Hoy la tuve, junto a mí por menos tiempo del que hubiera querido, pero más del que habría soportado. Estuvimos un viernes y un domingo juntos, codo a codo, sin separarnos más de un metro de distancia salvo por la urgencia que abordaba nuestras necesidades. La mayoría del tiempo sólo pensábamos, y en otros momentos ni siquiera nos volteábamos a ver, ella en lo suyo y yo en lo mío. A veces nos rosábamos, y cuando nadie nos veía, compartíamos un beso; eso había sido el viernes, rodeados de literatura y cerveza, perdidos en una ciudad que cada noche nos revivía, dando cierre a una semana pesada en la que no hacíamos nada más que estar separados en nuestros asuntos.


Pero el domingo fue mejor. No dejaba de pensar en la fecha en la que la vería y la tendría a mi lado. Sería el silencio más largo que pasaríamos, en un teatro bellísimo y rodeado de personas de todas las edades. Y a pesar de que corrimos dos cuadras para llegar segundos antes de que la música comenzara, mi corazón no latía por la magnificencia del evento que estábamos por tener, sino porque la tenía a ella, seria y admirada, agradecida por algo que aún no disfrutaba. Y tras cada rasgada de los músicos, tras cada acorde bien interpretado y sacudida acertada, la miraba con el rabillo del ojo, estando ella callada y serena, sin mover un solo músculo, ni siquiera sonriendo o respirando aceleradamente, mientras que yo no dejaba de moverme en mi asiento.


Y en el intermedio, después de aplaudirle a los músicos con toda mi fuerza, sudando por el amplio esfuerzo de estar de pie y emocionado, sintiendo mis brazos entumirse y el arder de mis palmas, no pude hacer más que besarla, sentir su cuello y sonrisa esbozarse en aquél rostro.

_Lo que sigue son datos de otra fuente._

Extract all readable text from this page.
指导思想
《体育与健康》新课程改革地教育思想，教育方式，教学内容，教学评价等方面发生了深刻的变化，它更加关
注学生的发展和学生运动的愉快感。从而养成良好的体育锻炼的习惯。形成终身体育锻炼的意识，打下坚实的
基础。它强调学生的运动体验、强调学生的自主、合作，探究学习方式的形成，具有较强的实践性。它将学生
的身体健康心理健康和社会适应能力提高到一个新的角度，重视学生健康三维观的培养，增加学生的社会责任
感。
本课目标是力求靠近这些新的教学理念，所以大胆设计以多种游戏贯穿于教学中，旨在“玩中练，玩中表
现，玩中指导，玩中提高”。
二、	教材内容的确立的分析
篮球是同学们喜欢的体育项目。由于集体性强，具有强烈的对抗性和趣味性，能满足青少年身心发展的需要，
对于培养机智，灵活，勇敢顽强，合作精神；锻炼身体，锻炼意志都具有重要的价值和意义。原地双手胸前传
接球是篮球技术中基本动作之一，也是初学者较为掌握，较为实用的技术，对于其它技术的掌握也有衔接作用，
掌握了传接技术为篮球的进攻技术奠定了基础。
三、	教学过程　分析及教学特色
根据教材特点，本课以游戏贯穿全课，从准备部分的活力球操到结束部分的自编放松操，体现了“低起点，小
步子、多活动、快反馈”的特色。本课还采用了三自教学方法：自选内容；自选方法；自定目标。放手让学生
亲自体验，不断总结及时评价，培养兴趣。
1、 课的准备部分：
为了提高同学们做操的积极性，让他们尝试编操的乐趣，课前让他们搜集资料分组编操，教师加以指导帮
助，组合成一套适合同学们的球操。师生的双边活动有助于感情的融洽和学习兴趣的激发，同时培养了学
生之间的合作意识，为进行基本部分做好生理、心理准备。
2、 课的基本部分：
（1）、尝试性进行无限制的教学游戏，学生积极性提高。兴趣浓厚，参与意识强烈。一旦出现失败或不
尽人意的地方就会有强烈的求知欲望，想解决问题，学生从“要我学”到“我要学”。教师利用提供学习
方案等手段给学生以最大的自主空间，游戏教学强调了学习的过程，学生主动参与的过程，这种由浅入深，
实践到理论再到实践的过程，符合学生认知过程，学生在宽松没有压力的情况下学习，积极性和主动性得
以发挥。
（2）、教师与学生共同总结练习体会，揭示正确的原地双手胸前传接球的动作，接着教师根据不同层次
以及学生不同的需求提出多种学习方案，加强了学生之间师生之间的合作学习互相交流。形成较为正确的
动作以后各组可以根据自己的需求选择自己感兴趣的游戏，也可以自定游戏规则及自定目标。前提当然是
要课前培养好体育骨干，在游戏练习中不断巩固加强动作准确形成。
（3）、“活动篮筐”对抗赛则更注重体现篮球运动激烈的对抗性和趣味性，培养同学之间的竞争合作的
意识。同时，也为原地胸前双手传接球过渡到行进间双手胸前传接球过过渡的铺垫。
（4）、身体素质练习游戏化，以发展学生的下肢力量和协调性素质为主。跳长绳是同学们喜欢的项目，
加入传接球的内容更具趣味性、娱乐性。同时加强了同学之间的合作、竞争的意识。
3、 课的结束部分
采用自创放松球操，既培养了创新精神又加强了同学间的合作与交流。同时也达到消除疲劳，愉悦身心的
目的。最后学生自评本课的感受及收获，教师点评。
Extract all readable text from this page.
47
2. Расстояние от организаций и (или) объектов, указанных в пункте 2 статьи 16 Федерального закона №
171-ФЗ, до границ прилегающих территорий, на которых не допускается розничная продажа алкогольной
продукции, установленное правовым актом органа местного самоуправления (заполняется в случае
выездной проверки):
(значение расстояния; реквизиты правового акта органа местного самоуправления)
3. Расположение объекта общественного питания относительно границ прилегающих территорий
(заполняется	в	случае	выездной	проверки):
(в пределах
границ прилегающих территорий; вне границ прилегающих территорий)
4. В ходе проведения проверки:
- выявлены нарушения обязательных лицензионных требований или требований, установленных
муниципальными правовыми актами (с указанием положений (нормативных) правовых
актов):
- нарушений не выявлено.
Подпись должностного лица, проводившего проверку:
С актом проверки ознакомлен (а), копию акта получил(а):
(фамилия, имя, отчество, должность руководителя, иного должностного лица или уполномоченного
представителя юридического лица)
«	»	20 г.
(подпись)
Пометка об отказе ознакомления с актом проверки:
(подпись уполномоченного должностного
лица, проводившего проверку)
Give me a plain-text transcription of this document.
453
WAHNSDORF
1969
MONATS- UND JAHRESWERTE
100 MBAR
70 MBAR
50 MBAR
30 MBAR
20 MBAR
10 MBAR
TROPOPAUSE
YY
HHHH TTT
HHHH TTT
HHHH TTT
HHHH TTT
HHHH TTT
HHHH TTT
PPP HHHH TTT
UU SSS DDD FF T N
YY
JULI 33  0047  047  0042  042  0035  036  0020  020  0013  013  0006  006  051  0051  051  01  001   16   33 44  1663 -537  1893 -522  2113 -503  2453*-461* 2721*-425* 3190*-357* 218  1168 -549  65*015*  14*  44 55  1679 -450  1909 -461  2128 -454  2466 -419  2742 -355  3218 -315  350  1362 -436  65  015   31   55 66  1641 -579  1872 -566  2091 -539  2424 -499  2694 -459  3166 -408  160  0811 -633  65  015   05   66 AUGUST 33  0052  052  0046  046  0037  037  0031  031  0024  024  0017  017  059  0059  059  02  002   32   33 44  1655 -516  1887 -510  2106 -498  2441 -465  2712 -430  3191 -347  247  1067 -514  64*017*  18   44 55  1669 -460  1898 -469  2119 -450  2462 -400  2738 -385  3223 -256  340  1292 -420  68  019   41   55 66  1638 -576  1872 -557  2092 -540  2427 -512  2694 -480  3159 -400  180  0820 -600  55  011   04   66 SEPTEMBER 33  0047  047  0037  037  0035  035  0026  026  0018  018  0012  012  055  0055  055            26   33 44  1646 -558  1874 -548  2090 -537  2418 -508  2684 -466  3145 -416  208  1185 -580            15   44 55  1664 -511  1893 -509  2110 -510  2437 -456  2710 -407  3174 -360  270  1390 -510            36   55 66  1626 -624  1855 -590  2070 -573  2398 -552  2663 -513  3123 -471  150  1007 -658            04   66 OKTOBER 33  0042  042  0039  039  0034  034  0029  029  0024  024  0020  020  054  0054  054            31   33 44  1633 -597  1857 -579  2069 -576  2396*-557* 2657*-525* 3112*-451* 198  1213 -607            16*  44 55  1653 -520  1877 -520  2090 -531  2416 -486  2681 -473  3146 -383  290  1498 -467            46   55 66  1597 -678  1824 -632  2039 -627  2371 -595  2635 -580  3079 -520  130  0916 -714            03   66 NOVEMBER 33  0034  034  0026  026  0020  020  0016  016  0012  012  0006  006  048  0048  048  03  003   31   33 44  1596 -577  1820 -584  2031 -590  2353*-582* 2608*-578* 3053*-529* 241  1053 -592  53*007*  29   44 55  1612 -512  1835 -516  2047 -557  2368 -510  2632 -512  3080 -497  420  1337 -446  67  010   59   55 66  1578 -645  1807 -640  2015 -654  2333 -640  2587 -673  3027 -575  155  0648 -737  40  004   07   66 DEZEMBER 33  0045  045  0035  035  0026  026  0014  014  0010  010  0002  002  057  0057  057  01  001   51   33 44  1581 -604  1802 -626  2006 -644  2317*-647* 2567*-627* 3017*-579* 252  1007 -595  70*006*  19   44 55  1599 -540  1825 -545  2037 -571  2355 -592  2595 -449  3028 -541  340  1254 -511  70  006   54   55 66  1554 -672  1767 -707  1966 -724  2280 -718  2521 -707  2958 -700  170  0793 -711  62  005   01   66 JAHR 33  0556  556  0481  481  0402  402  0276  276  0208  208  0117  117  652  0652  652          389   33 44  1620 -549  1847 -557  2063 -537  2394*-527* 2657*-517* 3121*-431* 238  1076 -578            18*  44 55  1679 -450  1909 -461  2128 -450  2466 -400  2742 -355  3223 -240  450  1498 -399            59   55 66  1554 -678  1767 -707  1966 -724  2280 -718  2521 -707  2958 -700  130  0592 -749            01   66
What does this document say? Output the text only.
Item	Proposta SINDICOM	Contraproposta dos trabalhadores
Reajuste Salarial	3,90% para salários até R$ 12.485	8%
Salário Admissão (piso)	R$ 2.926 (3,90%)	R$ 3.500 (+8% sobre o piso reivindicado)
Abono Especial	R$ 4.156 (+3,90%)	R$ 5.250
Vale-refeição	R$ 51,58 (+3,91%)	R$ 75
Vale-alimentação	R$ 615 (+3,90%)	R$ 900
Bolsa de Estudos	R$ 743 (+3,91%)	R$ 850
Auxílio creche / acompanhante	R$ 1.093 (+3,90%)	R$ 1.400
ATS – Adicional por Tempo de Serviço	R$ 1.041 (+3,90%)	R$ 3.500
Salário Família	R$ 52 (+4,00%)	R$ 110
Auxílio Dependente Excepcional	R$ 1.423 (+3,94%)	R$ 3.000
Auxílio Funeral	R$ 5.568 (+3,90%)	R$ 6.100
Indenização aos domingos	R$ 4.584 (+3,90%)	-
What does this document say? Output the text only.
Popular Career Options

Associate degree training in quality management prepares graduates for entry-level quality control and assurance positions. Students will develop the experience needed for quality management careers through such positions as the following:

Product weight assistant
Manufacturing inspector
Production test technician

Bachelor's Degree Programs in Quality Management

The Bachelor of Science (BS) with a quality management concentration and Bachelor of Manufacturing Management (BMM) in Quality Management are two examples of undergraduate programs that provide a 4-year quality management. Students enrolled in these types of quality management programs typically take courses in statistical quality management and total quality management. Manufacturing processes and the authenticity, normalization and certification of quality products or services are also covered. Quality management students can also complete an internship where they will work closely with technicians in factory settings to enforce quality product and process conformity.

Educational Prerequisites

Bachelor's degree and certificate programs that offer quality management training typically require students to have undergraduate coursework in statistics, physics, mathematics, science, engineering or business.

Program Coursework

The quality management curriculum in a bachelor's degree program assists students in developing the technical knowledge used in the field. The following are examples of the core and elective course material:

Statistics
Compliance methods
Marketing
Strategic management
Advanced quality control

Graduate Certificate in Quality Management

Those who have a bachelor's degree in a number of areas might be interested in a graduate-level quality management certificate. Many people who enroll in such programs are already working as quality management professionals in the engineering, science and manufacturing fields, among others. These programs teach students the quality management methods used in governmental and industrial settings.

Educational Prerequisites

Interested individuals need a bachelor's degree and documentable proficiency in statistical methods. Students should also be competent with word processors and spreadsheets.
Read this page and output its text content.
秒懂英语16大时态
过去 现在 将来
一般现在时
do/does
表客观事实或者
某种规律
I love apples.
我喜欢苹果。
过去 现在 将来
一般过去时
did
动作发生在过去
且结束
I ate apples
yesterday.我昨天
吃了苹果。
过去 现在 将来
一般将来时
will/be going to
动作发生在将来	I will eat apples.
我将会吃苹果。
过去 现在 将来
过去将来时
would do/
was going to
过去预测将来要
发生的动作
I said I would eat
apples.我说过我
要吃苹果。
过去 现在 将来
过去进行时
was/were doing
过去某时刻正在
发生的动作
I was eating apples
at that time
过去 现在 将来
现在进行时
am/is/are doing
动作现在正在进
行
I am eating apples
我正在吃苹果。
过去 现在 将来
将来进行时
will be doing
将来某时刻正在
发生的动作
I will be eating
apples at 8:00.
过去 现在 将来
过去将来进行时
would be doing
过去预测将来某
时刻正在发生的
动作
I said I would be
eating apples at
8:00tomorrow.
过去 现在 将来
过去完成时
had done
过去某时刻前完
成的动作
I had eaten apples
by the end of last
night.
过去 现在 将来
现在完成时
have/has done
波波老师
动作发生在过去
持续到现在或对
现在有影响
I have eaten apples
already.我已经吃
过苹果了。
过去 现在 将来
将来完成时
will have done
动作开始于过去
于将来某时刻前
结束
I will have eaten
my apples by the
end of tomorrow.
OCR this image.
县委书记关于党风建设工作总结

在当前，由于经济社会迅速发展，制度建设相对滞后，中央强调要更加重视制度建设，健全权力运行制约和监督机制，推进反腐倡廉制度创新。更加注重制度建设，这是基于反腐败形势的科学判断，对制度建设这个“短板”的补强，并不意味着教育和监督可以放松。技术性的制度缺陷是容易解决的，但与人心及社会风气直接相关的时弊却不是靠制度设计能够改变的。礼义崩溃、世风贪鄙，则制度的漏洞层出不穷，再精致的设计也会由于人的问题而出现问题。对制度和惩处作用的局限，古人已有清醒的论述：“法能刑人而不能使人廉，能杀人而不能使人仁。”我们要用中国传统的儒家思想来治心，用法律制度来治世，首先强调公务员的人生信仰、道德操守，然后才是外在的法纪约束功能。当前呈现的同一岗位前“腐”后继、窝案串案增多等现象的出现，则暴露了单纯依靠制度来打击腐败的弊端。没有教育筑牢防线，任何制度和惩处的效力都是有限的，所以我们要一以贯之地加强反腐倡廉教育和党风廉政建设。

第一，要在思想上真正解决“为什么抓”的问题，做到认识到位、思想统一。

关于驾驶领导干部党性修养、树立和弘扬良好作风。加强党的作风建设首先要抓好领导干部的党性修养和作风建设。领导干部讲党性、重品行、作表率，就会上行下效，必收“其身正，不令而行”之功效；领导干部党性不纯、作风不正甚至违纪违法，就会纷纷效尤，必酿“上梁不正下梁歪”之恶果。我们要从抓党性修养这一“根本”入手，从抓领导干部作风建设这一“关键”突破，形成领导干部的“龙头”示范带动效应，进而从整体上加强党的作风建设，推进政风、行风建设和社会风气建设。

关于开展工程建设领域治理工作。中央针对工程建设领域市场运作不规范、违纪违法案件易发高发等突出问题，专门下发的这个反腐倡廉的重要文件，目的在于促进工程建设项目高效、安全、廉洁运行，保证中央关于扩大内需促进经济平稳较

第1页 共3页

Siempre que me separo de ella sonríe, y juraría que con cada beso esa mueca es más sincera. Finalizada la segunda parte del concierto, después de que los músicos dejaron toda su elegancia en aquél teatro de la ciudad que tanta felicidad me había dado, no pude más que sentir una infinita alegría. No mentiré, en mi vida había visto tal interpretación, y sé que, a pesar de que fue un gran concierto, lo que me vitalizaba no había sido la concertista ni los músicos, sino ella, que estaba inmóvil y maravillada, siendo golpeada por una tormenta de bellos sonidos. Y yo también estaba siendo azotado, pero por un huracán de emociones que me ahogaban a una velocidad que apenas podía digerir, y estaba dispuesto a quedarme sin aire y fallecer ahí mismo, sabiendo que con el roce de sus manos volvería a la vida de un salto.


Terminando el concierto y tras dialogar por casi una hora en el amplio tráfico citadino, la dejé en su casa. Nos besamos una última vez, yo sabiendo que no la tendría de nuevo hasta dentro de unos días, en los que ocultaríamos nuestro cariño de los ojos juzgadores que rodeaban nuestro ámbito. Y así era mejor, querernos y escondernos, dejando todo en un secreto. Pero sólo con el hecho de pensar que aquél beso sería el último por infinitas horas, aproveché para sentir la suavidad de sus labios y acariciar su cuello, percibiendo su cuerpo frente al mío.


Lo más difícil fue dejarla ir; que entrara a su casa y yo me quedara afuera. Pero peor hubiera sido el no haberla besado, a la espera de que nuestros labios se juntaran de nuevo. Así que no temo, porque mañana es un nuevo día, y a pesar de que nos veremos por pequeños lapsos y rodeados de conocidos, sabré que en su pecho hay un lugar para sentarme; una silla en la que podré estar quieto y sin decir ni una sola palabra, siendo así una astilla, distrayéndola en su día a día, rogando de nuevo por sus labios, y esperando a que el viernes nos inunde de nuevo.